Anyway! Starting with the construction aspect of this challenge, I can see that you had quite a bit of trouble when it comes to actually controlling your larger ellipses (this is one case where drawing them smaller probably would have helped with that), but I can see a general sense especially towards the end that you're shifting your ellipses' degrees slightly wider as you move to the opposite side of the wheels, and you're incorporating a slight, but present, bulge through the midsection to help achieve more of an "inflated" appearance. This probably could have been emphasized a little more (although that depends based on your reference images), but as a whole, it's moving in the right direction.

Similarly, your construction of your rims do appear to show attention being paid not only to the front face of the structure, but also the side planes of each spoke to ensure that they feel three dimensional.

The only real failing here was the linework - and while the ellipses are completely understandable, the problem is that in having loose ellipses, it trickled down into the rest of your linework as well. As we can see here you've got a ton of chicken scratching. It's not that you don't know better, but that the loose ellipses put your brain in a different frame of mind, making everything sketchy regardless of whether you knew how to do better. And that is one of the major reasons why an ellipse guide is invaluable here, and in its absence, you cannot expect to complete the challenge in a similar timeframe. It's going to take that much time to apply the ghosting method, and to hold to the markmaking principles from Lesson 1, and to keep holding to them even as the structure as a whole suffers from the looser ellipses.

Continuing onto the other side of this challenge, unfortunately you've fallen a bit of an intentional trap. Given how far removed we are from Lesson 2 at this point, it's unpleasantly common that students tend to forget that the principles of textural markmaking and implicit markmaking seem to drift away like something of a bad dream. But, as a tire tread is basically just a bunch of forms arranged along the surface of a cylindrical structure, it very much falls into the realm of texture.

Looking at drawings like this one, visually it looks fine. And it is fine, because it's floating in the void on its own. But when you take that wheel and squish it into the drawing of an actual car, all of a sudden things change. All of those marks making up the tread create a lot of contrast squeezed into a small space. And so, it creates a focal point in the drawing, pulling the viewer's eye to the wheels whether you want them to or not, because each textural form was conveyed using outlines (explicit markmaking).

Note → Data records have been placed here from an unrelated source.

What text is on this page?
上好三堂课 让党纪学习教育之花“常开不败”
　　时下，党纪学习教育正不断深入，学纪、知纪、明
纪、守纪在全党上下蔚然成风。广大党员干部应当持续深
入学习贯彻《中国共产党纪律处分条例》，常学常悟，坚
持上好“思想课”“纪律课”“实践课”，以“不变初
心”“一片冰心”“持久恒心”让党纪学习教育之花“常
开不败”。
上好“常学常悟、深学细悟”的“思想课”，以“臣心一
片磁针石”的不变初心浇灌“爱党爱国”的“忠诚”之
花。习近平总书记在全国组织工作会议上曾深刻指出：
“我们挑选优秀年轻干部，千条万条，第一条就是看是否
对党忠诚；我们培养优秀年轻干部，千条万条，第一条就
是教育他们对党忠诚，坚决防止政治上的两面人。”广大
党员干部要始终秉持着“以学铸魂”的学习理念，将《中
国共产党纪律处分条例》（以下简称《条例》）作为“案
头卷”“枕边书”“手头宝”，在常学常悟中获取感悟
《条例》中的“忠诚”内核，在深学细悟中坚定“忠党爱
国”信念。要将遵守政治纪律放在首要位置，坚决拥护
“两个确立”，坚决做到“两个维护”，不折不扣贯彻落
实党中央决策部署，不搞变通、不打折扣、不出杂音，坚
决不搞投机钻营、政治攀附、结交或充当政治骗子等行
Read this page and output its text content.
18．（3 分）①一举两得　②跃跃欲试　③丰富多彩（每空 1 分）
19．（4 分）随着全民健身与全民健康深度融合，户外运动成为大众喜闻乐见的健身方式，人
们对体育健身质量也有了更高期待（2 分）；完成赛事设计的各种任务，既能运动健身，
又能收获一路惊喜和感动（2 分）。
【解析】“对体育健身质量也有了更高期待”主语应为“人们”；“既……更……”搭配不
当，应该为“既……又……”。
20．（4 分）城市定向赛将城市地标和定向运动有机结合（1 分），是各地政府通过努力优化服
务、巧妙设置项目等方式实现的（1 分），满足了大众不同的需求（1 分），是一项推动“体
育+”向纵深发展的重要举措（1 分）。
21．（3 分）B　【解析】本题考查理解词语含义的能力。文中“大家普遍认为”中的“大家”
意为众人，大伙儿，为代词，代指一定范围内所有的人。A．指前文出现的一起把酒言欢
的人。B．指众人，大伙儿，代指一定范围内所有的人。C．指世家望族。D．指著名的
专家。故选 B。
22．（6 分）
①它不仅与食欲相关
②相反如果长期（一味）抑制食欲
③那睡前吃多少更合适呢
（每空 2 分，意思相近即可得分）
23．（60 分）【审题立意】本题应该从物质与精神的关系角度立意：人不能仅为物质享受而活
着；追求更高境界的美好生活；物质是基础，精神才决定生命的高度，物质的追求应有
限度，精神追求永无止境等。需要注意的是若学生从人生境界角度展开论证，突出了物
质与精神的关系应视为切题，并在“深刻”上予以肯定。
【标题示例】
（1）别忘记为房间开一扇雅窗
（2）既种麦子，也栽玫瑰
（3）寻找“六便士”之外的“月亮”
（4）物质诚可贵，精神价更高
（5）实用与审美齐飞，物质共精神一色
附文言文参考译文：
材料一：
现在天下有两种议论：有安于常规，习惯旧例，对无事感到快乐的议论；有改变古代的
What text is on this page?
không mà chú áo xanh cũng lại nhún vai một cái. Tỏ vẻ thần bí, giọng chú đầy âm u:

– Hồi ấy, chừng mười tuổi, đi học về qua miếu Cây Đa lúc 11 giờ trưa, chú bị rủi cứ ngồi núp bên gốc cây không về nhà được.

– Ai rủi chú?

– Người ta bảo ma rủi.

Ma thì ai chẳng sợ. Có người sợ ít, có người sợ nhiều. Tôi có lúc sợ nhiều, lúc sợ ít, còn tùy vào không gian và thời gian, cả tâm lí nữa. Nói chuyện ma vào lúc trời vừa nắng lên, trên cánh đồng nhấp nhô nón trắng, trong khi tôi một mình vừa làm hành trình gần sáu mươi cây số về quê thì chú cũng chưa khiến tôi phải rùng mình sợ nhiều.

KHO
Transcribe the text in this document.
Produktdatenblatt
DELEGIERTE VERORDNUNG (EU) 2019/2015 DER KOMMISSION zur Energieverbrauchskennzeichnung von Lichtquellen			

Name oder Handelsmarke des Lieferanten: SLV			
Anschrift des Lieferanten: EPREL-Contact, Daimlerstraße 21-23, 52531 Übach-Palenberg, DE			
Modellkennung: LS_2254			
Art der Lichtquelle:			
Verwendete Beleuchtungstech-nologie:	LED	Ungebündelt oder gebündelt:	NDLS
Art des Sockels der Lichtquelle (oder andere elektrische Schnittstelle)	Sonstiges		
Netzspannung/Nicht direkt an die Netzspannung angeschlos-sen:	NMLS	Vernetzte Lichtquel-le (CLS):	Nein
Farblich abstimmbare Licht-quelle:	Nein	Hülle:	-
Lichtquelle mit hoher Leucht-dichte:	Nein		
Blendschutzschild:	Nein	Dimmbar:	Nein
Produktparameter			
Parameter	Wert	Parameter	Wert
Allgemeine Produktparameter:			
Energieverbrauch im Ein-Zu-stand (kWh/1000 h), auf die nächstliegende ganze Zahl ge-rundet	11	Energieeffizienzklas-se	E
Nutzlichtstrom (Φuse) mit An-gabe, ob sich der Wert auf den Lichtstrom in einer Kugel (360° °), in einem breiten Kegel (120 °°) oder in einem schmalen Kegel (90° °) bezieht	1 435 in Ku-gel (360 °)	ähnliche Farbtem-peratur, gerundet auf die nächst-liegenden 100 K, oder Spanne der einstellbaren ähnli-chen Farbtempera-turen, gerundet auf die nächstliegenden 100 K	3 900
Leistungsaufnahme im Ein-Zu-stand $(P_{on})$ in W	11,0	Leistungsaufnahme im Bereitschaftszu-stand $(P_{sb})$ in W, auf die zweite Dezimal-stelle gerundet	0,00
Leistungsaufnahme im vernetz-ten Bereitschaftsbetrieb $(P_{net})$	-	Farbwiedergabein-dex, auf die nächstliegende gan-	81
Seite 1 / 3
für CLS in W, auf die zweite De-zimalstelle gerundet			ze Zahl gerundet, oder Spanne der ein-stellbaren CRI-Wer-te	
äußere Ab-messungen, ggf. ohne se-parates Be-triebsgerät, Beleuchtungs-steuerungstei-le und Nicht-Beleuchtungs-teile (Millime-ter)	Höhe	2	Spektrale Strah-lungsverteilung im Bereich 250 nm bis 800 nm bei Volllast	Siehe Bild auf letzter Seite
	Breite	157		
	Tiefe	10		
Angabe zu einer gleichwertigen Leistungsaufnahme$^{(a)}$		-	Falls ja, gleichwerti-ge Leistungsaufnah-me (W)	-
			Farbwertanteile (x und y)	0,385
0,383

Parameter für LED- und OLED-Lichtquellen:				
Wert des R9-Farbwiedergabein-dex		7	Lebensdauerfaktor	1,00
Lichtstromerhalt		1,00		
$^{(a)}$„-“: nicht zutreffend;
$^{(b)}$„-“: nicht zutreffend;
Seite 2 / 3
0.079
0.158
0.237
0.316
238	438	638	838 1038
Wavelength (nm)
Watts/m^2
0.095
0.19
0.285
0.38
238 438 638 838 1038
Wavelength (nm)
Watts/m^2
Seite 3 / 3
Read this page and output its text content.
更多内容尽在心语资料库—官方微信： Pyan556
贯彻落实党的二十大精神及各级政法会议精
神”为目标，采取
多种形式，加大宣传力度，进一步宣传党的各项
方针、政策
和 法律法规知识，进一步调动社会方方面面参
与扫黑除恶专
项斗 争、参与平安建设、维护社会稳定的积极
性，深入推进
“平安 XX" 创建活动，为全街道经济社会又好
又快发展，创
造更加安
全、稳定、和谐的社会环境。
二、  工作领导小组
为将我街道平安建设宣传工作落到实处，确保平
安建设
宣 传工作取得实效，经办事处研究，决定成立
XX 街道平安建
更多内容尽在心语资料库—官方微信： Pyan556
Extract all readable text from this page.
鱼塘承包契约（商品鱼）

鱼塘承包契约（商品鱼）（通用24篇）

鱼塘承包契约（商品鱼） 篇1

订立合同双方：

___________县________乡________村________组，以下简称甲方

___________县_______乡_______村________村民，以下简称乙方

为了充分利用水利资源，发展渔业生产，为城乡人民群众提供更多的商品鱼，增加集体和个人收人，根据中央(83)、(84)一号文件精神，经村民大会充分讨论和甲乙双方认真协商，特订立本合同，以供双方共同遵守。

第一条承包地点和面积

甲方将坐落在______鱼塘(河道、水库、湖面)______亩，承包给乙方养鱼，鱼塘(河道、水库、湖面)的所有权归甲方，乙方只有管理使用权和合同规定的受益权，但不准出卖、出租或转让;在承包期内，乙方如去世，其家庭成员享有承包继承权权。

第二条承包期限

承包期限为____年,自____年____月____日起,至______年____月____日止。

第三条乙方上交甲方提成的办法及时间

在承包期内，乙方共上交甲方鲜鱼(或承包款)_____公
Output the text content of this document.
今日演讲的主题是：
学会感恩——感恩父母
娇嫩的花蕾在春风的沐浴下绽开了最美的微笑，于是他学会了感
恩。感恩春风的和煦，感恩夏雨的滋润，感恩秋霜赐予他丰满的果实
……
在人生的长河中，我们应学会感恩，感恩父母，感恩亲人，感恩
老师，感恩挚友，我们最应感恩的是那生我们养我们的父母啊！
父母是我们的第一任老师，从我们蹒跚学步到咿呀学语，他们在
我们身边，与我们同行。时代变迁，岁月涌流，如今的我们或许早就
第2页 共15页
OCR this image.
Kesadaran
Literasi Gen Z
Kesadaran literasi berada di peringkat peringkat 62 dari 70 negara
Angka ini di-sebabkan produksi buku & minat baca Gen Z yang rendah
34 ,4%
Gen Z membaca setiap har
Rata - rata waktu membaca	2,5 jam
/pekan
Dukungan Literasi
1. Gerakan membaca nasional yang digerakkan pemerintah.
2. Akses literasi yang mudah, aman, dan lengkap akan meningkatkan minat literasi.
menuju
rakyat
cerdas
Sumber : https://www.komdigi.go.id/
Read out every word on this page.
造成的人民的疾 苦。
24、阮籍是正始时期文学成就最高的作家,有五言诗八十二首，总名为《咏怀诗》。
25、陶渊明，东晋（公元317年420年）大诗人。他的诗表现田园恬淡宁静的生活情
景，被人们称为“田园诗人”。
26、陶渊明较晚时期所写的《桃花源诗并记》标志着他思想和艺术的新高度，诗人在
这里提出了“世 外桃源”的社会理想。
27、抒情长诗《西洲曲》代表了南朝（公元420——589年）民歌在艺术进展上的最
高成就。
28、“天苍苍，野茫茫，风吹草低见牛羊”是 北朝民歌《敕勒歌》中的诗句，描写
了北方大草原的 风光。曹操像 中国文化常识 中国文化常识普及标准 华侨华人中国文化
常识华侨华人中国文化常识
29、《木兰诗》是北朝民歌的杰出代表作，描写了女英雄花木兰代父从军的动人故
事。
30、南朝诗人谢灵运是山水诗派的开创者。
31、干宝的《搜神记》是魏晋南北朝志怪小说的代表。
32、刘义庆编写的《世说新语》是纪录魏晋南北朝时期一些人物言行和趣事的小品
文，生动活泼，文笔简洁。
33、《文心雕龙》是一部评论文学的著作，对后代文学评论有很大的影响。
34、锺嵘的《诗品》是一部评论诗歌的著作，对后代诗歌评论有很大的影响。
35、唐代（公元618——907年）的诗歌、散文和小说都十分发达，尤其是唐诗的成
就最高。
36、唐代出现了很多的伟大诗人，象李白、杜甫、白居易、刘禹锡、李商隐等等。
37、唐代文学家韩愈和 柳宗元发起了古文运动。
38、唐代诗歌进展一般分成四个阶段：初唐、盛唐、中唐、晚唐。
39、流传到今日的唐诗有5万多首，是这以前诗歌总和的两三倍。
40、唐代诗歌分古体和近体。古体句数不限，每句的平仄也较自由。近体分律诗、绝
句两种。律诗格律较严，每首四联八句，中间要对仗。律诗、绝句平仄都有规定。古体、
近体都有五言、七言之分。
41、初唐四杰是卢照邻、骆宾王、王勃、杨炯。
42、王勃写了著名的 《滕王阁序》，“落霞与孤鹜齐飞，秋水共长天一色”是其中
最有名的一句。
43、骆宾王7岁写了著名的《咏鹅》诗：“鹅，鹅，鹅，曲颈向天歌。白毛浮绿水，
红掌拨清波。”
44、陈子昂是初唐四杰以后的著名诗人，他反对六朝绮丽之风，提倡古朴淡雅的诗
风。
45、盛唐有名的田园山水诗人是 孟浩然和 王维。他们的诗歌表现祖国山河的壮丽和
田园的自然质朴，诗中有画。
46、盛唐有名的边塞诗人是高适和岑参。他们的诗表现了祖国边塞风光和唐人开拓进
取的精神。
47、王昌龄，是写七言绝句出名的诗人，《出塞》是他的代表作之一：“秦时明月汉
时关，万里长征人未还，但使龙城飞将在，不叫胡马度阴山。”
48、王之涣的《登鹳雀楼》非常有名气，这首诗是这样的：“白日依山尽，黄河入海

For the most part I'm going to leave you to review the Lesson 2 texture material, but I do want to share this example. It's decidedly not a tire (it's the scales of an african bush viper), but it's not dissimilar, and most importantly the example shows that we can use more ink, or less ink, and as long as we're working implicitly by only drawing the shadows those forms cast, we can make as many marks or as few marks as we wish (within reasonable limits) without changing the nature of the texture being described. And so we don't have to choose between conveying the tire tread or not - we can include that information without necessarily having it all laid out in full detail.

Additionally, when it comes to tires with shallower grooves, it's easy to end up focusing on those grooves, when in fact the actual forms that make up the texture are the walls and floor of the grooves, not the empty space itself. To that point, here's a diagram about tackling holes in textures.

Now, admittedly while the texture issue would have been present, I do expect that you would have knocked this one out of the park, had you an ellipse guide, and it is unfortunate that you didn't. But, all the same, I'll leave you with this critique and mark this challenge as complete.